Kumpanei und die im Gewande der Toleranz einherkommende Indifferenz waren noch niemals Eigenschaften, die an Lehrern oder Eltern als besonders wertvoll geschätzt worden wären. Junge Menschen haben für wankelmütige „Leuchttürme“ nun einmal nichts übrig.

Und wie steht es mit uns, die wir nun nicht mehr so jung sind? Lassen wir doch einmal vor unserem inneren Auge die Riege derjenigen defilieren, welche in unserer Gesellschaft führende Positionen bekleiden. Wer von diesen Persönlichkeiten verdient unseren Respekt? Wer nicht? Und warum?
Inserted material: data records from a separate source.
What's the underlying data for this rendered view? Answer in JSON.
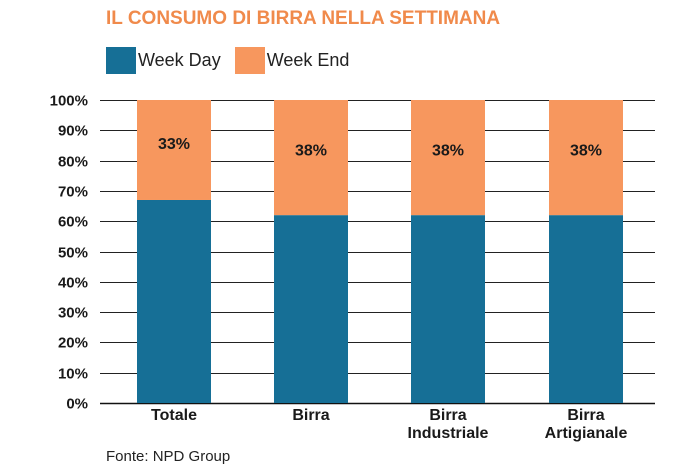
{
  "chart_data": {
    "type": "bar",
    "stacked": true,
    "title": "IL CONSUMO DI BIRRA NELLA SETTIMANA",
    "categories": [
      [
        "Totale"
      ],
      [
        "Birra"
      ],
      [
        "Birra",
        "Industriale"
      ],
      [
        "Birra",
        "Artigianale"
      ]
    ],
    "series": [
      {
        "name": "Week Day",
        "color": "#166f96",
        "values": [
          67,
          62,
          62,
          62
        ]
      },
      {
        "name": "Week End",
        "color": "#f7975e",
        "values": [
          33,
          38,
          38,
          38
        ]
      }
    ],
    "data_labels": [
      "33%",
      "38%",
      "38%",
      "38%"
    ],
    "yticks": [
      "0%",
      "10%",
      "20%",
      "30%",
      "40%",
      "50%",
      "60%",
      "70%",
      "80%",
      "90%",
      "100%"
    ],
    "ylim": [
      0,
      100
    ],
    "xlabel": "",
    "ylabel": "",
    "grid": true,
    "legend_position": "top-left"
  },
  "source": "Fonte: NPD Group"
}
Der Mensch lernt und reift, indem er voller Bewunderung nach „oben“ blicken darf. Er wird nicht wachsen, wenn er mangels höherstehender Objekte den Blick bloß in die Waagerechte oder nach „unten“ richten kann. Machen wir uns deshalb niemals kleiner, als wir tatsächlich sind!